The next morning we packed up and drove south to Cape Cod, where we caught the tail end of the tide and rode small but consistent waves until the sun set and dragged the last vestiges of warm temps with it into the sand dunes. Things were about to get frigid.
The final member of our posse arrived the next day, fresh off a red-eye flight from SF and barely recovered from a particularly vicious strain of the flu. Eddie Donnellan isn’t the type to stay down, however, and as soon as he could stand he’d dragged himself to a rebooked flight, making it just in time to shiver his way back to full health.
Southern swells drove to Rhode Island, where the smallest state offered a large variety of southern-facing shoreline. We loaded up the bikes and ripped around frozen sandy beaches until we found a break everyone agreed was worth suiting up for, and one by one, people charged into the steaming sea. On days as cold as this one, getting and staying in the water isn’t what test the limits of endurance. Ocean temps were far warmer than the air, especially by the time shadows grew long and what little warmth the sun provided quickly dissipated, shattered into cold air.
No, the hardest part is getting out, racing in rapidly freezing wet wetsuits, ice crusting bare feet to the towels they stood on as shivering muscles strained to peel back six plus millimetres of skin-tight material. This is what had Eddie’s face twisted in agony, sharp daggers of icy cold that drove any heat from pale flesh, squeezing chests with the weight of encroaching hypothermia. It was so cold that when dressed, sitting in a hot car, the warm-up process remained painful, muscles dragged kicking and screaming back to a normal temperature.
Luckily, in New England we have a cure for endless freezing days, as generations of hardy Yankees have perfected the art of utterly unhealthy comfort food sourced from the sea. I don’t want to think about what clam chowder—heavy cream, pork fat, and butter, and bivalves—does to cholesterol levels or arteries, but it sure as hell beats the cold from your bones.

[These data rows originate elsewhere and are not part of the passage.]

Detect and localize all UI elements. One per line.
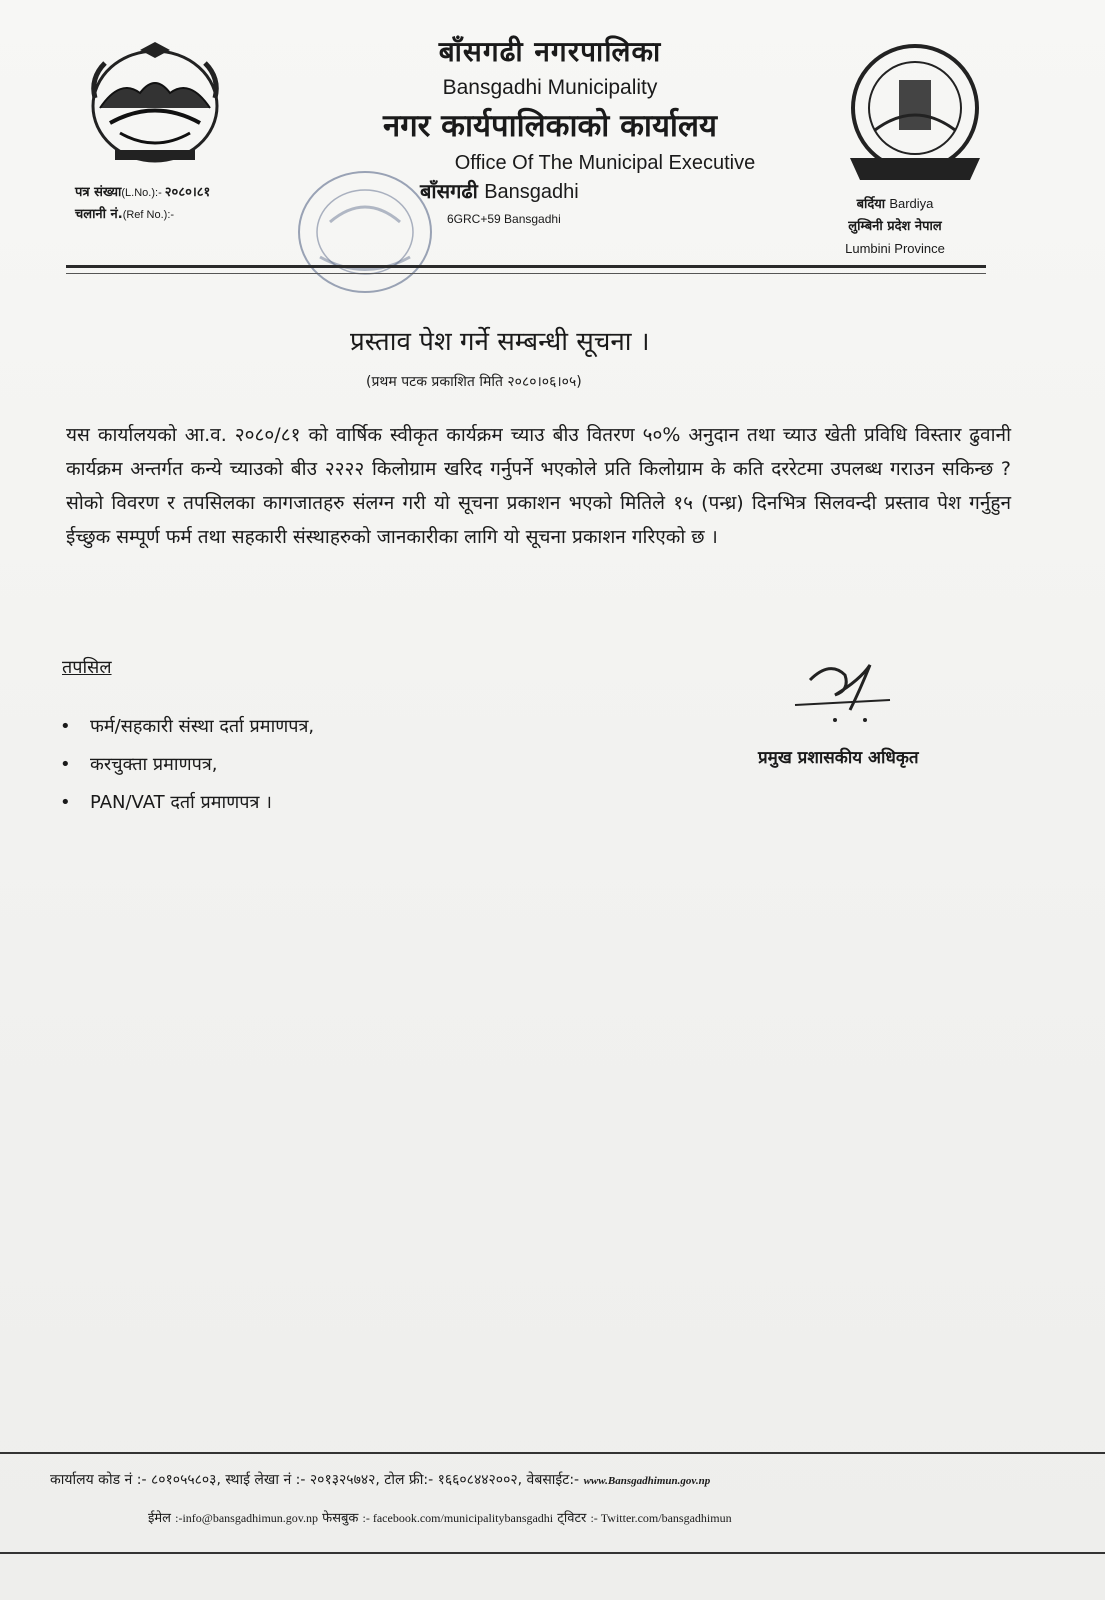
district-labels [820,193,970,260]
plus-code: 6GRC+59 Bansgadhi [447,212,561,226]
municipality-name-en: Bansgadhi Municipality [442,76,658,99]
office-place [420,177,579,204]
nepal-emblem-logo [80,38,230,168]
place-np: बाँसगढी [420,179,478,203]
twitter-label: ट्विटर [557,1511,591,1526]
footer-divider [0,1452,1105,1454]
list-item: • PAN/VAT दर्ता प्रमाणपत्र । [60,784,314,822]
tapsil-heading: तपसिल [62,657,112,678]
email-link[interactable]: :-info@bansgadhimun.gov.np [175,1511,319,1525]
district-np: बर्दिया [856,197,886,212]
letter-number-label-en: (L.No.):- [121,187,165,199]
document-list [60,708,314,822]
list-item: • फर्म/सहकारी संस्था दर्ता प्रमाणपत्र, [60,708,314,746]
facebook-link[interactable]: :- facebook.com/municipalitybansgadhi [362,1511,554,1525]
footer-line-1 [50,1470,710,1489]
header-divider-thin [66,273,986,274]
office-name-np: नगर कार्यपालिकाको कार्यालय [383,108,717,144]
letter-number-value: २०८०।८१ [164,185,211,200]
dispatch-number [75,204,210,226]
notice-title: प्रस्ताव पेश गर्ने सम्बन्धी सूचना । [350,327,650,357]
letter-number-label-np: पत्र संख्या [75,185,122,200]
municipality-seal-logo [835,40,995,190]
municipality-name-np: बाँसगढी नगरपालिका [438,35,662,68]
website-link[interactable]: www.Bansgadhimun.gov.np [583,1475,711,1487]
list-item: • करचुक्ता प्रमाणपत्र, [60,746,314,784]
province-en: Lumbini Province [845,241,945,256]
handwritten-signature [790,650,900,730]
twitter-link[interactable]: :- Twitter.com/bansgadhimun [590,1511,732,1525]
signatory-title: प्रमुख प्रशासकीय अधिकृत [758,748,919,768]
footer-bottom-divider [0,1552,1105,1554]
dispatch-number-label-en: (Ref No.):- [122,209,175,221]
header-divider [66,265,986,268]
office-name-en: Office Of The Municipal Executive [454,152,756,174]
reference-block [75,182,210,226]
place-en: Bansgadhi [484,181,579,203]
notice-body: यस कार्यालयको आ.व. २०८०/८१ को वार्षिक स्वीकृत कार्यक्रम च्याउ बीउ वितरण ५०% अनुदान तथा च्याउ खेती प्रविधि विस्तार ढुवानी कार्यक्रम अन्तर्गत कन्ये च्याउको बीउ २२२२ किलोग्राम खरिद गर्नुपर्ने भएकोले प्रति किलोग्राम के कति दररेटमा उपलब्ध गराउन सकिन्छ ? सोको विवरण र तपसिलका कागजातहरु संलग्न गरी यो सूचना प्रकाशन भएको मितिले १५ (पन्ध्र) दिनभित्र सिलवन्दी प्रस्ताव पेश गर्नुहुन ईच्छुक सम्पूर्ण फर्म तथा सहकारी संस्थाहरुको जानकारीका लागि यो सूचना प्रकाशन गरिएको छ । [66,424,1011,548]
letter-number [75,182,210,204]
dispatch-number-label-np: चलानी नं. [75,207,123,222]
office-stamp [290,162,440,307]
notice-subtitle: (प्रथम पटक प्रकाशित मिति २०८०।०६।०५) [366,374,582,390]
footer-codes: कार्यालय कोड नं :- ८०१०५५८०३, स्थाई लेखा नं :- २०१३२५७४२, टोल फ्री:- १६६०८४४२००२, वेबसाईट:- [50,1472,584,1488]
facebook-label: फेसबुक [322,1511,363,1526]
province-np: लुम्बिनी प्रदेश नेपाल [848,219,942,234]
email-label: ईमेल [148,1511,176,1526]
district-en: Bardiya [889,196,934,211]
footer-line-2 [148,1508,732,1526]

Wash it down with a lobster roll, fried clams, and some oysters, and you’ll soon understand how people manage to survive the often oppressively cold grey winter months.

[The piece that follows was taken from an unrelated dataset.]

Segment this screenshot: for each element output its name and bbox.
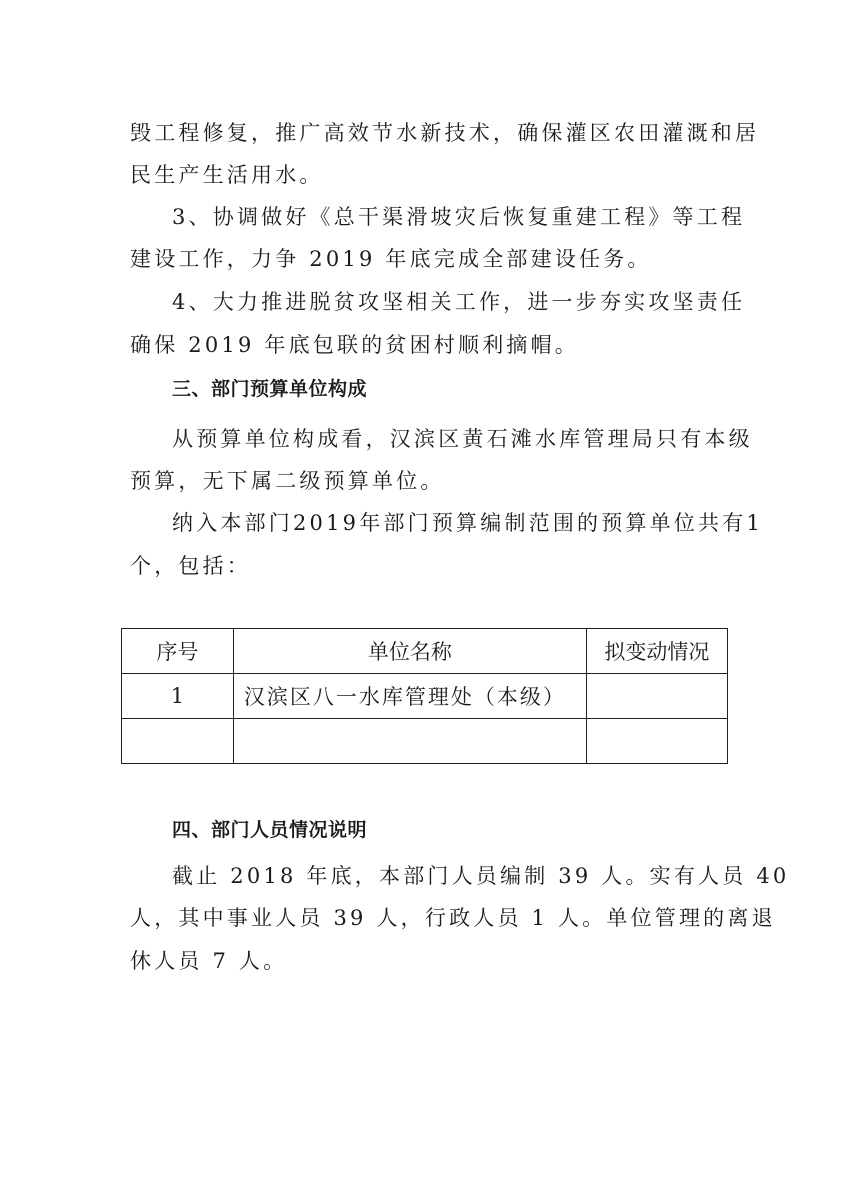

Many of the beach towns we cruised through were shuttered for the offseason, but you can reliably find at least one spot with a requisite nautically themed name, churning out fantastic seafood to dour locals. Seasonal economies are a tough lot to draw, and offseason life can be grim at best, a feedback loop of liver flogging and rich food to pass the months until a life-giving traffic jam of sunburnt Jimmy Buffet wannabes rolls back into town.

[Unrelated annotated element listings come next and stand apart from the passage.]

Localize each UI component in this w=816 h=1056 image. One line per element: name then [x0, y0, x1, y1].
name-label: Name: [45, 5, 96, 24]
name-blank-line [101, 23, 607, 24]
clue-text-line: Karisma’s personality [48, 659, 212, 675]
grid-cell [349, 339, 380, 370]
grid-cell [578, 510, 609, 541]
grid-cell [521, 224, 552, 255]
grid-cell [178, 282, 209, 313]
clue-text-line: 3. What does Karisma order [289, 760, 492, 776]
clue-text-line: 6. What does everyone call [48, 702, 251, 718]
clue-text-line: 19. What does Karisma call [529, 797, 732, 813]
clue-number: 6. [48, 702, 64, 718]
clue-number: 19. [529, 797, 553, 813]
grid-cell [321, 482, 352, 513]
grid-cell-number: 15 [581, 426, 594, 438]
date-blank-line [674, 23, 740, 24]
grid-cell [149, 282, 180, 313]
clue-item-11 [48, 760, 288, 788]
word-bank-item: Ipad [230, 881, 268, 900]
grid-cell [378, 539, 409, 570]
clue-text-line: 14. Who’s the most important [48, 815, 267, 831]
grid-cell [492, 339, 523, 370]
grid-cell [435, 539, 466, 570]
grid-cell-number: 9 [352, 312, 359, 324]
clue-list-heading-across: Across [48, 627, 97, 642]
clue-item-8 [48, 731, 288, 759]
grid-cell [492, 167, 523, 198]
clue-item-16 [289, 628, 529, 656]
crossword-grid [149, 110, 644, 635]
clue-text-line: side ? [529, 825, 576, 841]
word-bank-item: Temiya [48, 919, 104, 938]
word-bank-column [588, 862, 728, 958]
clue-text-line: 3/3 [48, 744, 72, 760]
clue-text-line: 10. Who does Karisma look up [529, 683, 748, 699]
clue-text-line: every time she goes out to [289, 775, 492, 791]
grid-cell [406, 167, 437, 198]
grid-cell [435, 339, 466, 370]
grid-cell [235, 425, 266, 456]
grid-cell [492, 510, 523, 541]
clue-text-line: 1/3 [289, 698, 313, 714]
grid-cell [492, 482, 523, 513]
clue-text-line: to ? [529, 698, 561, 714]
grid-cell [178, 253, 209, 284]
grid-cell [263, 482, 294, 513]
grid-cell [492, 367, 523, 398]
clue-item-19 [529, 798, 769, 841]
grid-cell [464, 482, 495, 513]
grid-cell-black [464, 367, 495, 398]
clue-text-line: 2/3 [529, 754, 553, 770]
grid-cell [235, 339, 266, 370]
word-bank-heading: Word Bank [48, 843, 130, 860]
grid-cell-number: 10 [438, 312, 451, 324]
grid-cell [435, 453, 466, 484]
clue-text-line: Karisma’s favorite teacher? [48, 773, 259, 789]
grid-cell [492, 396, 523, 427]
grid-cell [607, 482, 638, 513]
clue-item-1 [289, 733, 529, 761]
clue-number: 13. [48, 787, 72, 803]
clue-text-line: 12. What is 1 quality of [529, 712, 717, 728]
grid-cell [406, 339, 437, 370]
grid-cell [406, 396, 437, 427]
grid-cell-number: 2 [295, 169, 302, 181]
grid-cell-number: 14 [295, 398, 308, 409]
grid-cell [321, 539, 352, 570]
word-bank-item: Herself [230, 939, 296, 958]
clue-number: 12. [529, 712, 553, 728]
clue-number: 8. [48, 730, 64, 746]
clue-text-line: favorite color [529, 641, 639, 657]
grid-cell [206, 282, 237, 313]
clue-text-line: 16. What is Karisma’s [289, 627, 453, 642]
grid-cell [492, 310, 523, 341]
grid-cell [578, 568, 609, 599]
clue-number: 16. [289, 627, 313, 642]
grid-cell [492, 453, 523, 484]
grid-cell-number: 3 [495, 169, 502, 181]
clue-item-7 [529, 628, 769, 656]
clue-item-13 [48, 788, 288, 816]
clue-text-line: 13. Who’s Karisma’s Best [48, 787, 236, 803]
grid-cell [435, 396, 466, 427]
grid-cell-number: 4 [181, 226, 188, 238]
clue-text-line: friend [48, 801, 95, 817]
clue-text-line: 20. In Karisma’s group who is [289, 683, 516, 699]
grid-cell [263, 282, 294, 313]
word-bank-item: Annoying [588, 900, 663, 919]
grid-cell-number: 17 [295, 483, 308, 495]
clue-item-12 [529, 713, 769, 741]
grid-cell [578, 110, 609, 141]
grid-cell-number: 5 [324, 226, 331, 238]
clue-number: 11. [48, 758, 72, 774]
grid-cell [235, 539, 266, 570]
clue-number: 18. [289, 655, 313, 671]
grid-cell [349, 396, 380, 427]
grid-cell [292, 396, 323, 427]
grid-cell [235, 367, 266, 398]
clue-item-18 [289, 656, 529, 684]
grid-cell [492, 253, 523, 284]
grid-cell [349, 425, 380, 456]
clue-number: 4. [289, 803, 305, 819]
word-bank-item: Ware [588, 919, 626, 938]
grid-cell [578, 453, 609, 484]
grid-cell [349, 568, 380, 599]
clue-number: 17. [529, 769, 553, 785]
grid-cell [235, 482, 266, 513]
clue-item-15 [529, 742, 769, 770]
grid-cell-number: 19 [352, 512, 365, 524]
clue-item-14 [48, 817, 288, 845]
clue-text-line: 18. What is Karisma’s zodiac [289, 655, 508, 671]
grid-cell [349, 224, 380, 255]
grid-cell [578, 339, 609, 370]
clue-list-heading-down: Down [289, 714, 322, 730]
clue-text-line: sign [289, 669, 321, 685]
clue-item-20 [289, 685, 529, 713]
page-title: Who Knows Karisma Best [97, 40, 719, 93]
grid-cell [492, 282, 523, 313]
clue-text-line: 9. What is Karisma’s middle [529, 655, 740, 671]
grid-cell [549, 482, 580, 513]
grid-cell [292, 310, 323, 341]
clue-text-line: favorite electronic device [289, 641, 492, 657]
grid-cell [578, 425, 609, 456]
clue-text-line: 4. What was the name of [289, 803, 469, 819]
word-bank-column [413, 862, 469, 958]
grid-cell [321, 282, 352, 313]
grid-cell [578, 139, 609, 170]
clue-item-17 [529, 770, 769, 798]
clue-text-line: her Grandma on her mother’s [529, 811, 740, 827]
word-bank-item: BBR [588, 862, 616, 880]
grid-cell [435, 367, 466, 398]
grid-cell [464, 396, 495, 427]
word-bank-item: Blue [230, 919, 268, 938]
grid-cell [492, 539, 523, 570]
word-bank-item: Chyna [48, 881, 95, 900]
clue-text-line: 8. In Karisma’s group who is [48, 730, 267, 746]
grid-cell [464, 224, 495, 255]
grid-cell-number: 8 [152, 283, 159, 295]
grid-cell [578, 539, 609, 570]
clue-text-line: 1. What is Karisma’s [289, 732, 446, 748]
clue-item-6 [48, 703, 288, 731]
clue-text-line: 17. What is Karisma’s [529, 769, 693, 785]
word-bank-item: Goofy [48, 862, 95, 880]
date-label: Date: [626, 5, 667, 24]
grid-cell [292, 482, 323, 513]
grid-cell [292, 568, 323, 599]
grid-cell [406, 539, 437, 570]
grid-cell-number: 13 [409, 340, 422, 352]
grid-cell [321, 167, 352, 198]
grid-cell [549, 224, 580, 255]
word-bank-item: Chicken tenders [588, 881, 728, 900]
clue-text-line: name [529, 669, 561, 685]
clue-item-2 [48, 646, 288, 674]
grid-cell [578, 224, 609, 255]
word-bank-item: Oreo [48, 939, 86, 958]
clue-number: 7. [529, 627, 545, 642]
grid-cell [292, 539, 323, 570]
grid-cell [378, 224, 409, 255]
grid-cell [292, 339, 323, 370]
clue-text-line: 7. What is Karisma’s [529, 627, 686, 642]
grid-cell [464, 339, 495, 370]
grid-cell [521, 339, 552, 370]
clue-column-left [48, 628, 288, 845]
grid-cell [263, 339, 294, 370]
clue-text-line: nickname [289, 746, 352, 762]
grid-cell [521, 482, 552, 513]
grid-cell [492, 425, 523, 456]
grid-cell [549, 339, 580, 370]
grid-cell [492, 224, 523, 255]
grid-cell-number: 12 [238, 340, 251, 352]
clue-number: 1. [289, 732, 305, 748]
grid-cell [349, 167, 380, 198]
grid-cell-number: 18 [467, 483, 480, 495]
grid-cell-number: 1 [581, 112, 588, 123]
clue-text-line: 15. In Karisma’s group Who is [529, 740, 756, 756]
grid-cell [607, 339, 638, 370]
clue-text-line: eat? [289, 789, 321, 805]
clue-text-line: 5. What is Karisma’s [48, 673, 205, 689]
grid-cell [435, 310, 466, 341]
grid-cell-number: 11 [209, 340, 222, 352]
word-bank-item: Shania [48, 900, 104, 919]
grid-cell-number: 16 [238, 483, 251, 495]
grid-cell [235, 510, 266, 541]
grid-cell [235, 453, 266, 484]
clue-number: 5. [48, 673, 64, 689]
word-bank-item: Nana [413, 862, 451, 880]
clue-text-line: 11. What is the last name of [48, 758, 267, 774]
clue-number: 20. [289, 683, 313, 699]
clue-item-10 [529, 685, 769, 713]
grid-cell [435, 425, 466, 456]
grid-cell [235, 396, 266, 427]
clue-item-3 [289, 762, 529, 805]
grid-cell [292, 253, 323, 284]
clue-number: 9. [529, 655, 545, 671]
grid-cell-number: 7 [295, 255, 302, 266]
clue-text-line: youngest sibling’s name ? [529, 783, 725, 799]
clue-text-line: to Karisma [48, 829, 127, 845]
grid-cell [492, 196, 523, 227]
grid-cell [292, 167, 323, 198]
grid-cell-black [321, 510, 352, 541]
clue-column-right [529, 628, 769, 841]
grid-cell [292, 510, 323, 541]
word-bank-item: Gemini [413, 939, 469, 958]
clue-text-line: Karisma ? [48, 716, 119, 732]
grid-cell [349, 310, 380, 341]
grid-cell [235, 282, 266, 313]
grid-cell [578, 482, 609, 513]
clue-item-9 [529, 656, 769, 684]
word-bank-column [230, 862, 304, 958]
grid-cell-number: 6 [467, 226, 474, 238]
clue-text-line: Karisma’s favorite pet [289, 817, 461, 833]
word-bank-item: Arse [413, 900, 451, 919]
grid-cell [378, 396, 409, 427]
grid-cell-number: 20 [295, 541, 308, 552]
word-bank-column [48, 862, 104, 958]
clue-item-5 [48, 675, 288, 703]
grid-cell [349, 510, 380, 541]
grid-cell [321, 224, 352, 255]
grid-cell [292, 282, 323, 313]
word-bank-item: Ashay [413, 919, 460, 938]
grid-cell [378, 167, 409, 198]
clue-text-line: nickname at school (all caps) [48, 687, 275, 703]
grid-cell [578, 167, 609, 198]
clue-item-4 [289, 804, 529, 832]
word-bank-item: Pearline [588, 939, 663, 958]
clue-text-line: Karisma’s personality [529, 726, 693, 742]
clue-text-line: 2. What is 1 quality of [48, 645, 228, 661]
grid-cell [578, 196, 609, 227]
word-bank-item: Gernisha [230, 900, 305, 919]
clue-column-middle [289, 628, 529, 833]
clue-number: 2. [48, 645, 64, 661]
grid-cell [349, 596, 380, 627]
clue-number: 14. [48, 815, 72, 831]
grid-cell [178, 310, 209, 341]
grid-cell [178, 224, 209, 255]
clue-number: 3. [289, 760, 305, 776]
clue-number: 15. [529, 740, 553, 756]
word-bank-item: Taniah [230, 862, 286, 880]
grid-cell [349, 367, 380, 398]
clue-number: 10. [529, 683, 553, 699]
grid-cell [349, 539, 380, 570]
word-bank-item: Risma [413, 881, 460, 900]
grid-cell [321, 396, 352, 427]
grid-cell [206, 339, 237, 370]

After Rhode Island, we headed back up into Maine to pick up Nick LaVecchia and get the local’s tour of epic spots which, naturally, we can’t tell you about. Suffice to say snowstorm waves were had, and more seafood was crushed. You want insider info? Swing by Maine Surfer’s Union in Portland, and maybe you’ll get lucky. Okay, fine. One tip. If you’re ever in Portland, Maine, you can’t go wrong eating at Eventide Oyster Bar. The wait will probably be long and the place crowded, but it’s worth it. Much like the rest of New England, once you settle in and get comfortable, it’ll ruin you for anything else.
That, and no matter what the weather, riding bikes and boards with your friends is the best thing ever.